By comparison, the honey value in Ontario last year was $30.3 million — its highest amount ever, besting 2012’s $23.8 million by almost $7 million — while the five-year average is $23.48 million.
The provincial government is looking to pass new regulations that would prevent farmers from using neonic seed treatment on 50 per cent of their corn and soybean seeds in 2016 and force farmers to have pest assessments to use neonics at all starting in 2017, with the goal of reducing neonic use in Ontario by 80 per cent by 2017.
The report also says “an average yield loss of over 10 per cent for corn and soybean acres in Ontario is an acceptable outcome to the government of Ontario.”
The report says corn production is expected to drop by 2.6 million tonnes per year and one million tonnes for soybeans per year. Ontario’s annual yield average for corn is 8.2 million tonnes and 3.35 million tonnes for soybeans.
A spokesperson with RIAS says these are conservative estimates.
Grain Farmers of Ontario (GFO) chair Mark Brock says he is not surprised by the numbers.

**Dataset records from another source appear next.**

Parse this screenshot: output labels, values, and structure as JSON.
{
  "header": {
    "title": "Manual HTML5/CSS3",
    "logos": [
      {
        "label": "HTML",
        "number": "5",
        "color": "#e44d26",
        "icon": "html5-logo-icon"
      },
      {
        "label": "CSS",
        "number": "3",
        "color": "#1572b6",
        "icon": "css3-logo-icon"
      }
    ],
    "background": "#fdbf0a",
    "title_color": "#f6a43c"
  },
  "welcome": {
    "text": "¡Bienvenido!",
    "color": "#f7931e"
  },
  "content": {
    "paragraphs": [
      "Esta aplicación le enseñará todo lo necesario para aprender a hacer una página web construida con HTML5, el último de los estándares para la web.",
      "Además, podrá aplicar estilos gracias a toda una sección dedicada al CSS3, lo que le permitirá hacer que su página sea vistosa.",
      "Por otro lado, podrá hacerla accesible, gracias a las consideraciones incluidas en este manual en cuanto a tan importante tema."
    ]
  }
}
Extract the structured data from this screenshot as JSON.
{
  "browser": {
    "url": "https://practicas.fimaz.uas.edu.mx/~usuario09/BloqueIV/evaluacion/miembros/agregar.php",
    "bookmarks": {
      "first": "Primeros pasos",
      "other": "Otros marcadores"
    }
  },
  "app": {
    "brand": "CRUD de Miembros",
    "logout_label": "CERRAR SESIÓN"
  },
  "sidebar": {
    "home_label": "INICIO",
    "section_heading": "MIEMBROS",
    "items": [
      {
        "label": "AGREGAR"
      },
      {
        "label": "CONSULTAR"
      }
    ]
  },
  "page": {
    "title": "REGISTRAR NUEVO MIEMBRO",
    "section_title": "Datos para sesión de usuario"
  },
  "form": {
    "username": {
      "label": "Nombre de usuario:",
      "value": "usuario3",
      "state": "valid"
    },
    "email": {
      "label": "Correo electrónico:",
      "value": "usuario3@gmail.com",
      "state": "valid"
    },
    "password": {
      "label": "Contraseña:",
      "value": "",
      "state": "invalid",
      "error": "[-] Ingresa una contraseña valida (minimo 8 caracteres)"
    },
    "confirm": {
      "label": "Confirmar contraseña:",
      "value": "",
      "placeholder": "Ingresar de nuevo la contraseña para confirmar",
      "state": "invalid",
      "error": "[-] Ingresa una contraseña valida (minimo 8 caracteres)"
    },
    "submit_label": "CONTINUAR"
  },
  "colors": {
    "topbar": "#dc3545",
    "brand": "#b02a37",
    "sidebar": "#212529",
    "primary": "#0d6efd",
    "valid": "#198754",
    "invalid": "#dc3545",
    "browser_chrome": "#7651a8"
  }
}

“I think farmers are starting to realize how much of an impact this is going to have on their operations,” he said. “The reality is starting to sink in with the average farmer. Lack of foresight and lack of understanding of the agronomics and the industry is just proof with this regulation that they don’t care about the economic impact they have on rural Ontario. They are basically saying to corn and soybean producers in Ontario, ‘Maybe you shouldn’t grow these crops in Ontario if it’s not going to be economically viable with this regulation.’”
Brock estimates that if he loses 10 per cent of his yield on 600 acres of corn, with an average of 180 bushels per acre and corn at $4, he would lose $43,200 in one year.
“That could be the profit for the farm for the year,” he says. “That’s where our frustration is. We work on that five to 15 per cent margin. You take that percentage of yield away and that’s our margin.”
For soybeans, a 10 per cent yield loss on 600 acres with an average of 50 bu/ac and sold at $11.50/bu would pencil out to a loss of $34,500.
Brock say the government needs to do an economic assessment of a regulation before it can be implemented but the Ministry of the Environment and Climate Change won’t release its economic report. The GFO has requested the report through a freedom of information request.